LES IMMOBILES

Un projet de film documentaire écrit et réalisé par Eve Guillou.
Avec le soutien de la région Nouvelle-Aquitaine (aide aux programmes).


Voici venue l’heure du confinement. Alors que le virus se propage, notre gouvernement nous demande de nous enfermer, de nous terrer, de nous protéger les uns des autres.
Ne plus toucher, ne plus embrasser, garder nos distances. N’offrir nos sourires ou nos peines qu’à travers les écrans magiques censés nous relier mais qui nous isolent encore davantage.

On nous dit qu’on est en « guerre », on nous parle de « couvre-feu » et soudain je me dis que les isolés, les morts de trouille, les immobiles, vont crever tout seul. Tout seul chez eux.

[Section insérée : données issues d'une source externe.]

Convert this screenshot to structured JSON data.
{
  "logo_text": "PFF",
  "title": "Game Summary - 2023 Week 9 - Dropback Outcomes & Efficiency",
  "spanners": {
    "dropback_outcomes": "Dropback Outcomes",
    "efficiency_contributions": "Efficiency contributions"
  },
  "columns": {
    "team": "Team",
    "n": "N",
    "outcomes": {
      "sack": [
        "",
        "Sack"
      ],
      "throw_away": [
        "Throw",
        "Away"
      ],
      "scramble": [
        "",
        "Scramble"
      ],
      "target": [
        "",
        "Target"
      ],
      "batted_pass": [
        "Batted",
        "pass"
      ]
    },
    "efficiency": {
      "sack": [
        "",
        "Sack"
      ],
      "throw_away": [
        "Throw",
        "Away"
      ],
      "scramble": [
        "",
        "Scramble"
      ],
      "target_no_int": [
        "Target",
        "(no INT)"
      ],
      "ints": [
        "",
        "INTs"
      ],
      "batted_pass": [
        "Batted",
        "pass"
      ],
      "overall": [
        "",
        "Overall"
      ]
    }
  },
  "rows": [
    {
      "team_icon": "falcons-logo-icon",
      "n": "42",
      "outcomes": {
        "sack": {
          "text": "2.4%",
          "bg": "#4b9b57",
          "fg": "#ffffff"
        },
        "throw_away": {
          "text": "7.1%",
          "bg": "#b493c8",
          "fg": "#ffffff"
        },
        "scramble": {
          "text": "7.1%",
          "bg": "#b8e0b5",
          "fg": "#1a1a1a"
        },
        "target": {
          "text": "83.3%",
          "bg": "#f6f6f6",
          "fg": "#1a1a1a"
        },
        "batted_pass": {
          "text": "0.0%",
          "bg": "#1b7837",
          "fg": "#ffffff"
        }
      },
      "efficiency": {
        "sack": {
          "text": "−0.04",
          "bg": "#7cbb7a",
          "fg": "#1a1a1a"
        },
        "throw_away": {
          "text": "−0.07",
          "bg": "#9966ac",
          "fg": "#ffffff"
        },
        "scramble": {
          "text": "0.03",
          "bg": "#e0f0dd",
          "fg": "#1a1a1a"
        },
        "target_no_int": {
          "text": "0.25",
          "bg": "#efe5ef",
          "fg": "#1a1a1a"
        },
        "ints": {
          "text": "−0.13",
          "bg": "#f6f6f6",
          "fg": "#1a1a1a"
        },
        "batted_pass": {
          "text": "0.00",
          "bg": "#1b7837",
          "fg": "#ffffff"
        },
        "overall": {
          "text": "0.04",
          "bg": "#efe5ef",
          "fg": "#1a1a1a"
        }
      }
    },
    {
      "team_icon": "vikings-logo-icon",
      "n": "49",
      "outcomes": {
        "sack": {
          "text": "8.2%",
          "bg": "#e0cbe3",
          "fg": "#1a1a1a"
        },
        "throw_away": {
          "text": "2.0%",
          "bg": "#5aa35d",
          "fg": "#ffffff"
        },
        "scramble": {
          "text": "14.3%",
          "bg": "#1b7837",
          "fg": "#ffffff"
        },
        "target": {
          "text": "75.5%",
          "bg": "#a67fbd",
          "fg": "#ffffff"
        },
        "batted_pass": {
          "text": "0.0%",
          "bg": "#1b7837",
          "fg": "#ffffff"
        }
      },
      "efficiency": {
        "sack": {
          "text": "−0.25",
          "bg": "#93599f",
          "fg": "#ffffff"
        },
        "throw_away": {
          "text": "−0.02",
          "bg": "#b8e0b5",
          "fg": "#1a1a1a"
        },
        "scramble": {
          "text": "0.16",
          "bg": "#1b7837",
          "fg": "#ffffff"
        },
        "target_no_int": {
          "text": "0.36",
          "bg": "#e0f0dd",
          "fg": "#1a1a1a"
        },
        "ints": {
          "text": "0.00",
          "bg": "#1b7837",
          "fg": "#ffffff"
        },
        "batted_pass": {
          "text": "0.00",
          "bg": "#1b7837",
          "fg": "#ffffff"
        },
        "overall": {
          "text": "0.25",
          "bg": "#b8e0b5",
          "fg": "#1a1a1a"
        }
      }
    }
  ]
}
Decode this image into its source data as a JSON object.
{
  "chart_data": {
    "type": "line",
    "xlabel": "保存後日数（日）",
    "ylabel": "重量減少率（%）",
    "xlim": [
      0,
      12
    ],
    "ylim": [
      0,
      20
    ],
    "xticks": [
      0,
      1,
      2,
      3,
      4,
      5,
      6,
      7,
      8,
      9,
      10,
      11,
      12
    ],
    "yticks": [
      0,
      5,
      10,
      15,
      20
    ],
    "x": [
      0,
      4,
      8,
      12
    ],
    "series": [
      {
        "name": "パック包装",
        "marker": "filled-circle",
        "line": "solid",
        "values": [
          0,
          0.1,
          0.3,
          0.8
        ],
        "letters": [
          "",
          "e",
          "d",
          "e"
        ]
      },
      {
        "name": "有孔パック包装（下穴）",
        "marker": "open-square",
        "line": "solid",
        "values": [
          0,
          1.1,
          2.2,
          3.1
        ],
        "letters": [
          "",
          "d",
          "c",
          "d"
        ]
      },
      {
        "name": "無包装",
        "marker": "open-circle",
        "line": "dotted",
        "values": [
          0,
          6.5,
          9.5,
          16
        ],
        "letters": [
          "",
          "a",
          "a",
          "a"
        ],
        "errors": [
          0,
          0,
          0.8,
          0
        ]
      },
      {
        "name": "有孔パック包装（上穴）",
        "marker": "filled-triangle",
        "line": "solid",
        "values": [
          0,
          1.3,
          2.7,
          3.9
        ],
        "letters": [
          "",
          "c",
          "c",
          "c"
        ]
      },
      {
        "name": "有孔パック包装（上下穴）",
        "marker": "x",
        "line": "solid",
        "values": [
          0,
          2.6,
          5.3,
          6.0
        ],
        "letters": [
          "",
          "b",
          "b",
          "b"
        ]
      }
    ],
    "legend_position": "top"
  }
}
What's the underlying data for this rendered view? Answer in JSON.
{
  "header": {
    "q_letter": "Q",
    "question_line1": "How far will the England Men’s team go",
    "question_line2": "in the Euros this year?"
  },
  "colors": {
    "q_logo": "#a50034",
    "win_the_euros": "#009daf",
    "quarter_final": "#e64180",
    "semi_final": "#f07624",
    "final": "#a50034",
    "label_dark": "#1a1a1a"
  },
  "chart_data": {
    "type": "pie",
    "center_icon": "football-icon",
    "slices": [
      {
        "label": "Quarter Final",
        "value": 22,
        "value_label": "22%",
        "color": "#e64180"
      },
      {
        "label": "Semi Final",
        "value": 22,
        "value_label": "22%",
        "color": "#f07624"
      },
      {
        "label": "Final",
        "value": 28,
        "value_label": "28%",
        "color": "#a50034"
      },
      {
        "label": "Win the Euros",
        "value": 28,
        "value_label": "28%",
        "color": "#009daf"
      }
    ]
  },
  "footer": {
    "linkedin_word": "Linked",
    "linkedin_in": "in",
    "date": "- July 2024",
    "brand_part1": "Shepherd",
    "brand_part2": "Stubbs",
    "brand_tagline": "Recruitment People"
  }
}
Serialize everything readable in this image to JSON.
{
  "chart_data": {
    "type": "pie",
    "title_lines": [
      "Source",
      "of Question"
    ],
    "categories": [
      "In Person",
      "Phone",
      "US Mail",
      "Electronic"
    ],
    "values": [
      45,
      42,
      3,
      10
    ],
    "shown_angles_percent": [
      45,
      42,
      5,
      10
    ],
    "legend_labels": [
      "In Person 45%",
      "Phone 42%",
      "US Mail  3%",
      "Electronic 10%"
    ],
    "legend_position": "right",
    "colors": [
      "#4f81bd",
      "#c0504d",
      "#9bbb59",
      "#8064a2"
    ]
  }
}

Mon restaurant doit fermer, je ne travaille plus. Le quotidien change de fuseau horaire, de texture. Plus rien à faire. Disposant de ma caméra, de beaucoup de temps et de peu de kilomètres, j’irai toquer à leurs portes : les anciens, comme ils disent. Ces voisins discrets qui ne m’ont inspiré jusqu’à présent qu’une vague indifférence. Je prends la tangente dans mon village d’adoption que je n’ai jamais eu le temps de visiter depuis mon installation, il y a huit ans maintenant. Moi qui viens de la ville, la grande, la capitale.

Désobéir, j’ai toujours envie de désobéir quand on me donne un ordre sans dire « s’il-te-plait ». Et puis normalement on ne donne pas d’ordre quand on est en démocratie, on vote des lois, sinon c’est mal élevé, c’est comme un doigt dans le nez sans majesté. Tout ça pour dire que j’ai bien l’intention de continuer à vivre. D’ailleurs je sors prendre l’air. Changement de comportement, décalage des fuseaux, nouvelle rotation de planète, changement de nature, redécouvrir la mienne ; hygiène mentale.